A guide wire being inserted into a pleural effusion for a Seldinger chest drain. Note how an abdominal probe is being used on the highest frequency setting. Both improve needle visualisation:

Wire in effusion 1

Wire in effusion

2012 Consensus Evidence-based Recommendations (pleural effusion)
Intensive Care Med (2012) 38:577–591

RL-D4-S3 (strong: level A)
Both of the following signs are present in almost all free effusions:
- A space (usually anechoic) between the parietal and visceral pleura.
- Respiratory movement of the lung within the effusion (‘sinusoid sign’).

RL-D4-S5 (strong: level A)
A pleural effusion with internal echoes suggests that it is an exudate or haemorrhage.
While most transudates are anechoic, some exudates are also anechoic.
Thoracentesis may be needed for further characterisation.

RL-D4-S1 (strong: level B)
In the evaluation of pleural effusion in adults, the micro-convex transducer is preferable.

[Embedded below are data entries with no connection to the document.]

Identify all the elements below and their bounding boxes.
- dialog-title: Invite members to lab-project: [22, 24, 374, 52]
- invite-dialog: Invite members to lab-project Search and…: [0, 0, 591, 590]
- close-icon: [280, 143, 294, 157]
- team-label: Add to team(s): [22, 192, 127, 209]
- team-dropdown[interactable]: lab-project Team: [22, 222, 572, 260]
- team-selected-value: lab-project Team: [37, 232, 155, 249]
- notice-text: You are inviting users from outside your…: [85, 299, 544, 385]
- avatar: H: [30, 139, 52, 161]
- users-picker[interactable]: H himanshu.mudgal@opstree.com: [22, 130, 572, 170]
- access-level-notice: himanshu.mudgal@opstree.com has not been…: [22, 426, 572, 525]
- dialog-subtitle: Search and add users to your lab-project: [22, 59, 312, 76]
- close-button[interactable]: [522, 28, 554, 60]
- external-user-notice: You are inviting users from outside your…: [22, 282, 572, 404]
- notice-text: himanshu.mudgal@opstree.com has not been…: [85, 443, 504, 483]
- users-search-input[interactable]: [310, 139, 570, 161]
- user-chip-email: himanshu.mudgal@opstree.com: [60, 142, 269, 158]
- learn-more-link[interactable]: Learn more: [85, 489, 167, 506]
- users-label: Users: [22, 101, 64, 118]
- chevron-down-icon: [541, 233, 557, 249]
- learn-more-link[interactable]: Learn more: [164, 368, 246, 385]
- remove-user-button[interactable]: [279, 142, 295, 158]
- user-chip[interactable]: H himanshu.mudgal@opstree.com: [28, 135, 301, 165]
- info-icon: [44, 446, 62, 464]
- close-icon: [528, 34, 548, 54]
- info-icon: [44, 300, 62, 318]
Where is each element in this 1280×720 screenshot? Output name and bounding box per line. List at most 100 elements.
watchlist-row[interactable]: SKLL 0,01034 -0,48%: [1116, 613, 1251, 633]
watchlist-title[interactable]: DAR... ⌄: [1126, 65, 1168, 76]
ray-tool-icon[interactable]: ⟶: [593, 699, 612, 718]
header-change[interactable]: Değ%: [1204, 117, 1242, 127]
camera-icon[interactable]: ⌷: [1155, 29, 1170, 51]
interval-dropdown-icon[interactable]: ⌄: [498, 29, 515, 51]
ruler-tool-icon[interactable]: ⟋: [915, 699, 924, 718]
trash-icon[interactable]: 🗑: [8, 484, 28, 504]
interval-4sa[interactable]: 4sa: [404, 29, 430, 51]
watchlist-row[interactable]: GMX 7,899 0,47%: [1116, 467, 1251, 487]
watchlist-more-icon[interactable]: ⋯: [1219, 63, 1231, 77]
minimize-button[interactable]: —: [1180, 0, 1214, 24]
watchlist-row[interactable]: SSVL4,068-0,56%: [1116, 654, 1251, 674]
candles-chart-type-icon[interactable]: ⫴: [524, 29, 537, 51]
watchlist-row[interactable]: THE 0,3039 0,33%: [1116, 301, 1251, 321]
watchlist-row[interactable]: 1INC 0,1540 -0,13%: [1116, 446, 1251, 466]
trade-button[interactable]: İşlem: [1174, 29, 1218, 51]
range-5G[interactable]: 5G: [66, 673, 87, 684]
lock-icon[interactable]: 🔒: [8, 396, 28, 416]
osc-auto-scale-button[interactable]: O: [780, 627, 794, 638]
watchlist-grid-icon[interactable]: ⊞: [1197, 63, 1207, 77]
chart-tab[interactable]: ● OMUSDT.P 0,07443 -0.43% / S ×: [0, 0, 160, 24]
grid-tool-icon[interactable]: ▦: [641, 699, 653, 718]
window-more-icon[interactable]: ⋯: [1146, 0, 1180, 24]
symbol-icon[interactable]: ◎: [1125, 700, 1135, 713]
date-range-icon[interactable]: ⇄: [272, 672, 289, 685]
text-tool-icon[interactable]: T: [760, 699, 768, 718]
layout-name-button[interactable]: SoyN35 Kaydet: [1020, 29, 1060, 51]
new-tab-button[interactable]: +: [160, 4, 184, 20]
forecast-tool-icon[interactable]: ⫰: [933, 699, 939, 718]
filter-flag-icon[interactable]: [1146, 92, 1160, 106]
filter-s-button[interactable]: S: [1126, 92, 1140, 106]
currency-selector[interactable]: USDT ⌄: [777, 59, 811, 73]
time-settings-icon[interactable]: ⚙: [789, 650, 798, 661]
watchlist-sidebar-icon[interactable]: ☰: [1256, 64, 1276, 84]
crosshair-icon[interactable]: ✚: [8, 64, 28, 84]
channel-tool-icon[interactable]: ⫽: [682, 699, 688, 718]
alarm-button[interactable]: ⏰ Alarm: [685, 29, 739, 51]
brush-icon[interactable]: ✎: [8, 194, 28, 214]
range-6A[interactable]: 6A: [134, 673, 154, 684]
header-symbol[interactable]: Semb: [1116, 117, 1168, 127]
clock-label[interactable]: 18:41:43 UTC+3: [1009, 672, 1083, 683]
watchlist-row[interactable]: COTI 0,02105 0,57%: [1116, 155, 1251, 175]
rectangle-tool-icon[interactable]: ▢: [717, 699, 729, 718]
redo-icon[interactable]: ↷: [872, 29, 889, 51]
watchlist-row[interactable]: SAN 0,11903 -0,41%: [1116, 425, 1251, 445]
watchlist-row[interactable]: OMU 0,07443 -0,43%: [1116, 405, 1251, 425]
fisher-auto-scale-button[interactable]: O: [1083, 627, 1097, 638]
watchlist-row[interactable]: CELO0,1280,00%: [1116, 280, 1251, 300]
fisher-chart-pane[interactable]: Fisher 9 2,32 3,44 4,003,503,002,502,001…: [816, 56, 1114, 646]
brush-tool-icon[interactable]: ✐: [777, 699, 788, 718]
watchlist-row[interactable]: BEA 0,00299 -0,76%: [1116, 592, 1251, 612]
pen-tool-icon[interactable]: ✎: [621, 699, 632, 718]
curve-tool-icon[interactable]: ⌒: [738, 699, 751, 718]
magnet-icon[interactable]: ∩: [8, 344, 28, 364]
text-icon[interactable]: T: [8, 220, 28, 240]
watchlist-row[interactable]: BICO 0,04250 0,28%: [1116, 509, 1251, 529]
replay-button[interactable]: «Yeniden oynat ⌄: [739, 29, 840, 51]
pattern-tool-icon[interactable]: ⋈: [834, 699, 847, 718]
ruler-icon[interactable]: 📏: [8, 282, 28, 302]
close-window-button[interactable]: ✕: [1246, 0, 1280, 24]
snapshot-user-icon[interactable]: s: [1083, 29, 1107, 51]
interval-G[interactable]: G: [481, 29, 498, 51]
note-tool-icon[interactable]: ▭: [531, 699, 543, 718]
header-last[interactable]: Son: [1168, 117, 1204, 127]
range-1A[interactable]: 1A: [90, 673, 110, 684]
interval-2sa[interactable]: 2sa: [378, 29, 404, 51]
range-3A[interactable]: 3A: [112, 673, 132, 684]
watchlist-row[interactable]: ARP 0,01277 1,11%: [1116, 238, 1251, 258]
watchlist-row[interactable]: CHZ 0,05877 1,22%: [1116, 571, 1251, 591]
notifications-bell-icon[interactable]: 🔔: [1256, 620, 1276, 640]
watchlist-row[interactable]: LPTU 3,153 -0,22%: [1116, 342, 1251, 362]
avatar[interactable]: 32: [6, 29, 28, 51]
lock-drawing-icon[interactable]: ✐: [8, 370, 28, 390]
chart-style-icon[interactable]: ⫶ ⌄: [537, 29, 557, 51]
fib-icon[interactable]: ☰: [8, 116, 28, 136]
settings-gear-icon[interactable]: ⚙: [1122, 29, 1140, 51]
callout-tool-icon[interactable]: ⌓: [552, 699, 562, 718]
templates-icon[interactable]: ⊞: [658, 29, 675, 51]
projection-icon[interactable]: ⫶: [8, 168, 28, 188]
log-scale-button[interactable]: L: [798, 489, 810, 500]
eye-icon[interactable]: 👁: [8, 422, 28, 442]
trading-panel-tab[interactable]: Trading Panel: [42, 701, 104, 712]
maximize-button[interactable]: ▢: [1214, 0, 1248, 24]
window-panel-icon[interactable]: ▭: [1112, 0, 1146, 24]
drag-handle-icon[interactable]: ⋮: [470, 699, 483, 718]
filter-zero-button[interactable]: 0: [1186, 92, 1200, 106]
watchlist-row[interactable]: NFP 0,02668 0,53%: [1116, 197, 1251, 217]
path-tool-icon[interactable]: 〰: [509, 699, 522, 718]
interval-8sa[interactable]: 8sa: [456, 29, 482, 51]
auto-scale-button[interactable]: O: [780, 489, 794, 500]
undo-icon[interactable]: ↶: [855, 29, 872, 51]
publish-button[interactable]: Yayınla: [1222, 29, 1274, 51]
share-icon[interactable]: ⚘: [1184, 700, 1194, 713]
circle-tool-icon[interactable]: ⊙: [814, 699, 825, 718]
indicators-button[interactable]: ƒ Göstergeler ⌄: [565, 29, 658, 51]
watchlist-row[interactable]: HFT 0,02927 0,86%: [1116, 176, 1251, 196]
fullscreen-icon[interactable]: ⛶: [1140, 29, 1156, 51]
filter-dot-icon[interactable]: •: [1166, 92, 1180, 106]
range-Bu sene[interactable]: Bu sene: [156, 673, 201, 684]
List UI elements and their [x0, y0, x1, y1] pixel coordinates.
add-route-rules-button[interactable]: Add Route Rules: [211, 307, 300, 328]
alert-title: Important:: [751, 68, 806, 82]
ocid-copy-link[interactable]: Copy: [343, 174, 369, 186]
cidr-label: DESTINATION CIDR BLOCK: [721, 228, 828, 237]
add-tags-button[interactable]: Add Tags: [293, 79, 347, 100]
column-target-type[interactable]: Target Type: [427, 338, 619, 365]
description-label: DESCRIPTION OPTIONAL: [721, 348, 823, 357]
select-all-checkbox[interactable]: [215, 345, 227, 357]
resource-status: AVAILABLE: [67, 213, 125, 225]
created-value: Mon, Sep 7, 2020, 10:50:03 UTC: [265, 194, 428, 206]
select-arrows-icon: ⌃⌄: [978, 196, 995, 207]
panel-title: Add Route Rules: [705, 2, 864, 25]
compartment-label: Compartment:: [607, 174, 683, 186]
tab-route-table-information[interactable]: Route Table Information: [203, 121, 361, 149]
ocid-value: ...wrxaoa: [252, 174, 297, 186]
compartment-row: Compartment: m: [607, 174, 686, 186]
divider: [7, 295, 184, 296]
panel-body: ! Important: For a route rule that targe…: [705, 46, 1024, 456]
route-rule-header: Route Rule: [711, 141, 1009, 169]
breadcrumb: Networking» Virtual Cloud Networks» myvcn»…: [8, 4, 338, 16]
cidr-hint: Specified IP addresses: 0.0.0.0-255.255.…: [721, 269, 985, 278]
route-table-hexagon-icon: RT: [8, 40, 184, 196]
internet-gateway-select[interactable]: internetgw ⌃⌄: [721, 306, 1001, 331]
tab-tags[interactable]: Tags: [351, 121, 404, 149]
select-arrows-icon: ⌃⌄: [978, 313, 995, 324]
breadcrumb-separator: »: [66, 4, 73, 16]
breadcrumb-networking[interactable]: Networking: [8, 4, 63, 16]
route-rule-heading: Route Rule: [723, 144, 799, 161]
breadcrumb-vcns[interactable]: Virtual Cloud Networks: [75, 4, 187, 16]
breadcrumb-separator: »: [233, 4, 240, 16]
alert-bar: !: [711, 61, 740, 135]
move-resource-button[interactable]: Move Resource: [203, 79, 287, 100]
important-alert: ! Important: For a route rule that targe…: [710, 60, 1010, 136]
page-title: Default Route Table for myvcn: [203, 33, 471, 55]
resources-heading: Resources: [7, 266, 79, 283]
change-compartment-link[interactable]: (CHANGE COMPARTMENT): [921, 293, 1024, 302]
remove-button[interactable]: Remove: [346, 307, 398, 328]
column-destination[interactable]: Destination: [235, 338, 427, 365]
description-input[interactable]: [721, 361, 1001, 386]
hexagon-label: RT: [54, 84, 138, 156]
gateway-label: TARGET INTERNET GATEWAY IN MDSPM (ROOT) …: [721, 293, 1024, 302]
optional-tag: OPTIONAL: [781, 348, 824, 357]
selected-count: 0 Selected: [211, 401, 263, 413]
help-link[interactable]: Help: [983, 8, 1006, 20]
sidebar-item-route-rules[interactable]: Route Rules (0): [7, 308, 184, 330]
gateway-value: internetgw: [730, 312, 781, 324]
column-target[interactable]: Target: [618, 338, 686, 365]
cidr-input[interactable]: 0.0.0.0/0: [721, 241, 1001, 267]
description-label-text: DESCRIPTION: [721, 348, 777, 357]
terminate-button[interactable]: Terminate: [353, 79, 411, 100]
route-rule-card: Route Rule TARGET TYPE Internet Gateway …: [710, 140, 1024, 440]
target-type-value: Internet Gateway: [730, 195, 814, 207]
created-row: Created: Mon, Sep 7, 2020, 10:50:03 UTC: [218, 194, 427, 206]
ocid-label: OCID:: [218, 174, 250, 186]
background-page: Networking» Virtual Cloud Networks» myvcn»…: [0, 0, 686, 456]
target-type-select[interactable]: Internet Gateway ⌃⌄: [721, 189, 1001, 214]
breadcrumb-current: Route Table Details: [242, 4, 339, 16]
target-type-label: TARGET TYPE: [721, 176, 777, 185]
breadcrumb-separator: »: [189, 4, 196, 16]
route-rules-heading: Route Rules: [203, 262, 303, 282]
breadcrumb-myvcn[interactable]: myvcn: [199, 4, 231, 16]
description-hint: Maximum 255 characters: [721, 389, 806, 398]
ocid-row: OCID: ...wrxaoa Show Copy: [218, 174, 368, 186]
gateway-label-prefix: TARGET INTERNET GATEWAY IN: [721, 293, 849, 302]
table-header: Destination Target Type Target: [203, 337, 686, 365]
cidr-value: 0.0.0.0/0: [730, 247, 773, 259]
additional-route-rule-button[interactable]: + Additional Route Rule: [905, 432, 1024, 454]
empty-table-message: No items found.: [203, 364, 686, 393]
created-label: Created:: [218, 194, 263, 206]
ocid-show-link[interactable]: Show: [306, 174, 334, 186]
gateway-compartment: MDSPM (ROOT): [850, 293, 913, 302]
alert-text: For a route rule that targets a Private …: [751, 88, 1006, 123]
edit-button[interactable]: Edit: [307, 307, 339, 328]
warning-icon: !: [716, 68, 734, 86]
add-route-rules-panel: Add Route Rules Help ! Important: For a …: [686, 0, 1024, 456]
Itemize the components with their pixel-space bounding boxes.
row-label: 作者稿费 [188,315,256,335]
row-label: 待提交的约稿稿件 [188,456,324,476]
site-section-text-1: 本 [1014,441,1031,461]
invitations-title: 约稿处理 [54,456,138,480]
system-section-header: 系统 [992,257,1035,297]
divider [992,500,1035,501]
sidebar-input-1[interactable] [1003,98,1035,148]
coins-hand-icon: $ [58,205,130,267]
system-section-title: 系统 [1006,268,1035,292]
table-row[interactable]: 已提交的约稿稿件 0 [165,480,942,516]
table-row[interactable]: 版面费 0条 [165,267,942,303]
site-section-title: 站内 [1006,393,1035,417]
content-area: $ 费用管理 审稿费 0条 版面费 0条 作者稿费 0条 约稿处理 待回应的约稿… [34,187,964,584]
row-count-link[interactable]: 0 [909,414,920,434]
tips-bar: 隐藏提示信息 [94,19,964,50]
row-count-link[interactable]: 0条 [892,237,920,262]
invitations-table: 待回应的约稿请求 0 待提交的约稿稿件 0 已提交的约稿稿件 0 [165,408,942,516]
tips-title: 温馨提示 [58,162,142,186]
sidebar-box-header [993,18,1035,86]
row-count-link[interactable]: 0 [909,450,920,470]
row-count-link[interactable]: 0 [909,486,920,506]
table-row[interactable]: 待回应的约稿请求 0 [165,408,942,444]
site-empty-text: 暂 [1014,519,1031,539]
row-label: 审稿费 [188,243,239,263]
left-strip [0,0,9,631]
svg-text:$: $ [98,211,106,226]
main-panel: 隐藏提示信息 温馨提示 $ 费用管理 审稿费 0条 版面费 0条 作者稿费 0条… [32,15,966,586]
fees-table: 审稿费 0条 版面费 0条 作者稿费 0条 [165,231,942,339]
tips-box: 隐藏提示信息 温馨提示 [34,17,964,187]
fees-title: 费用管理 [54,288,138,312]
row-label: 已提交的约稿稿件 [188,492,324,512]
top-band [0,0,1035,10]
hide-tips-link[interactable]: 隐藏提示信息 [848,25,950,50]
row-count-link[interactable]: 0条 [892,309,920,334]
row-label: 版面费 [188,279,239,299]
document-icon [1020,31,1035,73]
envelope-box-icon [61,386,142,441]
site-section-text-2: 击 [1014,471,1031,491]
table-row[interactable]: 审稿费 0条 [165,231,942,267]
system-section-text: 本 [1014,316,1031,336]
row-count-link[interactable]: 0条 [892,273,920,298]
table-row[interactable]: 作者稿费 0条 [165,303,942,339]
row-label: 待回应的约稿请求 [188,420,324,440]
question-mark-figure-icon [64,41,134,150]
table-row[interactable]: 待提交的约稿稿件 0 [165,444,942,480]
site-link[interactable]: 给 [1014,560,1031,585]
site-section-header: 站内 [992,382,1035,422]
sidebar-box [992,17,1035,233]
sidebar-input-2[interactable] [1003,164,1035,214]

If not available, a phased array or a convex transducer can be used.

RL-D4-S2 (strong: level B)
The optimal site to detect a non-loculated pleural effusion is at the posterior axillary line above the diaphragm.

RL-D4-S4 (strong: level A)
For the detection of effusion, lung ultrasound is more accurate than supine radiography and is as accurate as CT.

B-D4-S7 (strong: level A)
In opacities identified by chest radiography, lung ultrasound should be used because it is more accurate than chest radiography in distinguishing between effusion and consolidation.